Jeffrey de Picciotto is the real issue when it comes to pursuing food passion. He started as a trainee at New York's Dickson's Farmstand Meats and worked in the upcountry. The multicultural background and the experience he lived as a creative director and chef, FudeHouse met on site, filled with videos to teach you how to cook from the heart and soul instead. Would you like to know how to tie up turkey, make pork sandwiches with meat, grate ginger easily, or take out the perfect pizza crust? Jeffrey has helped you with tips, advice, recipes, techniques and encouragement. I think I fell in love. In this video, Jeffrey shows us how to make the restaurant-quality steak at home.

5. Sorted Food

They all laugh, make food and share in a British accent! This is the recipe for success for SORTED Food, an online cooking program funded by five chefs who offer the lighter side of cooking with equal piece of knowledge and fun.
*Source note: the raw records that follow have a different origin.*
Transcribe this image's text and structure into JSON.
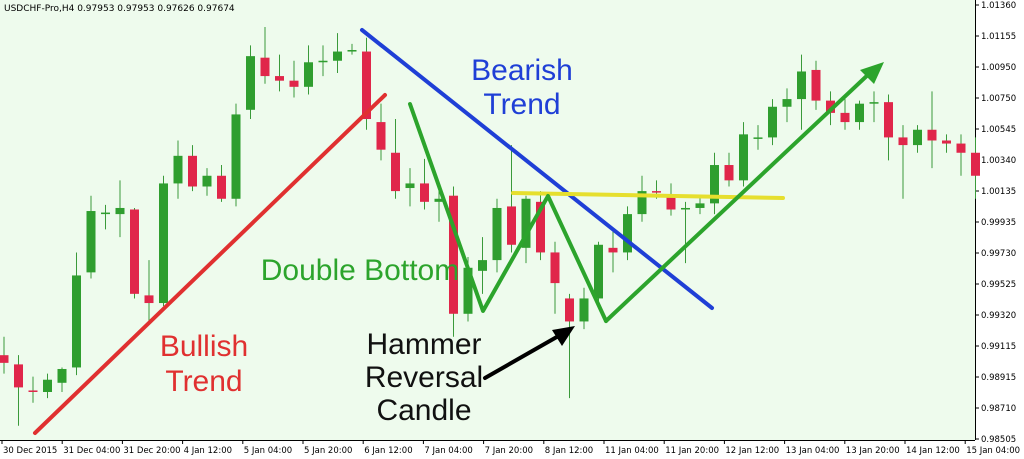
{
  "chart_data": {
    "type": "candlestick",
    "symbol_header": "USDCHF-Pro,H4  0.97953 0.97953 0.97626 0.97674",
    "colors": {
      "background": "#eefbed",
      "bull_candle": "#2f9e2f",
      "bear_candle": "#e0264a",
      "wick": "#3a9a3a",
      "bullish_trend": "#e03030",
      "bearish_trend": "#1f3fd6",
      "double_bottom": "#2ca42c",
      "resistance": "#e6df2e",
      "arrow": "#000000"
    },
    "ylim": [
      0.9854,
      1.0137
    ],
    "y_ticks": [
      "1.01360",
      "1.01155",
      "1.00950",
      "1.00750",
      "1.00545",
      "1.00340",
      "1.00135",
      "0.99935",
      "0.99730",
      "0.99525",
      "0.99320",
      "0.99115",
      "0.98915",
      "0.98710",
      "0.98505"
    ],
    "x_ticks": [
      "30 Dec 2015",
      "31 Dec 04:00",
      "31 Dec 20:00",
      "4 Jan 12:00",
      "5 Jan 04:00",
      "5 Jan 20:00",
      "6 Jan 12:00",
      "7 Jan 04:00",
      "7 Jan 20:00",
      "8 Jan 12:00",
      "11 Jan 04:00",
      "11 Jan 20:00",
      "12 Jan 12:00",
      "13 Jan 04:00",
      "13 Jan 20:00",
      "14 Jan 12:00",
      "15 Jan 04:00"
    ],
    "candles": [
      {
        "o": 0.9908,
        "h": 0.992,
        "l": 0.9896,
        "c": 0.9903
      },
      {
        "o": 0.9902,
        "h": 0.9908,
        "l": 0.9862,
        "c": 0.9887
      },
      {
        "o": 0.9885,
        "h": 0.9894,
        "l": 0.9877,
        "c": 0.9884
      },
      {
        "o": 0.9884,
        "h": 0.9896,
        "l": 0.988,
        "c": 0.9892
      },
      {
        "o": 0.989,
        "h": 0.99,
        "l": 0.9884,
        "c": 0.9899
      },
      {
        "o": 0.99,
        "h": 0.9975,
        "l": 0.9895,
        "c": 0.996
      },
      {
        "o": 0.9962,
        "h": 1.0012,
        "l": 0.9958,
        "c": 1.0002
      },
      {
        "o": 1.0,
        "h": 1.0006,
        "l": 0.999,
        "c": 1.0001
      },
      {
        "o": 1.0,
        "h": 1.0022,
        "l": 0.9985,
        "c": 1.0004
      },
      {
        "o": 1.0003,
        "h": 1.0004,
        "l": 0.9945,
        "c": 0.9948
      },
      {
        "o": 0.9947,
        "h": 0.997,
        "l": 0.993,
        "c": 0.9942
      },
      {
        "o": 0.9942,
        "h": 1.0025,
        "l": 0.994,
        "c": 1.002
      },
      {
        "o": 1.002,
        "h": 1.0048,
        "l": 1.001,
        "c": 1.0038
      },
      {
        "o": 1.0038,
        "h": 1.0045,
        "l": 1.0015,
        "c": 1.0018
      },
      {
        "o": 1.0018,
        "h": 1.003,
        "l": 1.0012,
        "c": 1.0025
      },
      {
        "o": 1.0025,
        "h": 1.0032,
        "l": 1.0008,
        "c": 1.001
      },
      {
        "o": 1.001,
        "h": 1.0072,
        "l": 1.0005,
        "c": 1.0065
      },
      {
        "o": 1.0068,
        "h": 1.011,
        "l": 1.0062,
        "c": 1.0103
      },
      {
        "o": 1.0102,
        "h": 1.0122,
        "l": 1.0085,
        "c": 1.009
      },
      {
        "o": 1.009,
        "h": 1.0104,
        "l": 1.008,
        "c": 1.0087
      },
      {
        "o": 1.0087,
        "h": 1.01,
        "l": 1.0076,
        "c": 1.0083
      },
      {
        "o": 1.0083,
        "h": 1.011,
        "l": 1.0078,
        "c": 1.0099
      },
      {
        "o": 1.0099,
        "h": 1.011,
        "l": 1.009,
        "c": 1.01
      },
      {
        "o": 1.01,
        "h": 1.0118,
        "l": 1.0092,
        "c": 1.0106
      },
      {
        "o": 1.0106,
        "h": 1.0111,
        "l": 1.0104,
        "c": 1.0107
      },
      {
        "o": 1.0106,
        "h": 1.0115,
        "l": 1.0055,
        "c": 1.0062
      },
      {
        "o": 1.006,
        "h": 1.0072,
        "l": 1.0035,
        "c": 1.0042
      },
      {
        "o": 1.004,
        "h": 1.0062,
        "l": 1.001,
        "c": 1.0015
      },
      {
        "o": 1.0017,
        "h": 1.003,
        "l": 1.0005,
        "c": 1.002
      },
      {
        "o": 1.002,
        "h": 1.0036,
        "l": 1.0003,
        "c": 1.0008
      },
      {
        "o": 1.0008,
        "h": 1.0016,
        "l": 0.9995,
        "c": 1.001
      },
      {
        "o": 1.0012,
        "h": 1.0018,
        "l": 0.992,
        "c": 0.9935
      },
      {
        "o": 0.9935,
        "h": 0.9972,
        "l": 0.993,
        "c": 0.9965
      },
      {
        "o": 0.9963,
        "h": 0.9985,
        "l": 0.9948,
        "c": 0.997
      },
      {
        "o": 0.997,
        "h": 1.001,
        "l": 0.9962,
        "c": 1.0004
      },
      {
        "o": 1.0005,
        "h": 1.0045,
        "l": 0.9975,
        "c": 0.998
      },
      {
        "o": 0.9978,
        "h": 1.0012,
        "l": 0.9968,
        "c": 1.001
      },
      {
        "o": 1.0008,
        "h": 1.0015,
        "l": 0.997,
        "c": 0.9975
      },
      {
        "o": 0.9975,
        "h": 0.9982,
        "l": 0.9935,
        "c": 0.9955
      },
      {
        "o": 0.9945,
        "h": 0.9948,
        "l": 0.988,
        "c": 0.993
      },
      {
        "o": 0.993,
        "h": 0.9952,
        "l": 0.9925,
        "c": 0.9945
      },
      {
        "o": 0.9945,
        "h": 0.9982,
        "l": 0.994,
        "c": 0.998
      },
      {
        "o": 0.9978,
        "h": 0.999,
        "l": 0.9962,
        "c": 0.9975
      },
      {
        "o": 0.9975,
        "h": 1.0005,
        "l": 0.997,
        "c": 1.0
      },
      {
        "o": 1.0,
        "h": 1.0025,
        "l": 0.9995,
        "c": 1.0015
      },
      {
        "o": 1.0015,
        "h": 1.0022,
        "l": 1.001,
        "c": 1.0014
      },
      {
        "o": 1.0013,
        "h": 1.002,
        "l": 0.9999,
        "c": 1.0003
      },
      {
        "o": 1.0003,
        "h": 1.0008,
        "l": 0.9968,
        "c": 1.0004
      },
      {
        "o": 1.0004,
        "h": 1.0012,
        "l": 1.0,
        "c": 1.0007
      },
      {
        "o": 1.0007,
        "h": 1.004,
        "l": 1.0,
        "c": 1.0032
      },
      {
        "o": 1.0032,
        "h": 1.004,
        "l": 1.0018,
        "c": 1.0022
      },
      {
        "o": 1.0022,
        "h": 1.006,
        "l": 1.0018,
        "c": 1.0052
      },
      {
        "o": 1.005,
        "h": 1.0058,
        "l": 1.0042,
        "c": 1.005
      },
      {
        "o": 1.005,
        "h": 1.0075,
        "l": 1.0045,
        "c": 1.007
      },
      {
        "o": 1.007,
        "h": 1.0082,
        "l": 1.006,
        "c": 1.0075
      },
      {
        "o": 1.0075,
        "h": 1.0104,
        "l": 1.0055,
        "c": 1.0093
      },
      {
        "o": 1.0094,
        "h": 1.01,
        "l": 1.0068,
        "c": 1.0074
      },
      {
        "o": 1.0074,
        "h": 1.008,
        "l": 1.0058,
        "c": 1.0066
      },
      {
        "o": 1.0066,
        "h": 1.0075,
        "l": 1.0055,
        "c": 1.006
      },
      {
        "o": 1.006,
        "h": 1.0074,
        "l": 1.0055,
        "c": 1.0072
      },
      {
        "o": 1.0072,
        "h": 1.008,
        "l": 1.006,
        "c": 1.0073
      },
      {
        "o": 1.0073,
        "h": 1.0078,
        "l": 1.0035,
        "c": 1.005
      },
      {
        "o": 1.005,
        "h": 1.0058,
        "l": 1.001,
        "c": 1.0045
      },
      {
        "o": 1.0045,
        "h": 1.0058,
        "l": 1.004,
        "c": 1.0055
      },
      {
        "o": 1.0055,
        "h": 1.008,
        "l": 1.003,
        "c": 1.0048
      },
      {
        "o": 1.0048,
        "h": 1.0052,
        "l": 1.004,
        "c": 1.0046
      },
      {
        "o": 1.0046,
        "h": 1.0052,
        "l": 1.0025,
        "c": 1.004
      },
      {
        "o": 1.004,
        "h": 1.005,
        "l": 1.001,
        "c": 1.0025
      }
    ],
    "annotations": {
      "bearish": {
        "line1": "Bearish",
        "line2": "Trend"
      },
      "double_bottom": "Double Bottom",
      "bullish": {
        "line1": "Bullish",
        "line2": "Trend"
      },
      "hammer": {
        "line1": "Hammer",
        "line2": "Reversal",
        "line3": "Candle"
      }
    }
  }
}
From the three-part series in chocolate to how to make sushi rolling, these blocks share everything they know about food and live a happy life inside and outside the kitchen. If you go directly to their YouTube channels, they also share their favorite online dining programs ranging from sweet Lovely Lady Pastries to Nicko's Kitchen. With their signature humor and impressive accents, they show us how to prepare a spectacular, highly satisfying Thai Noodle Broth.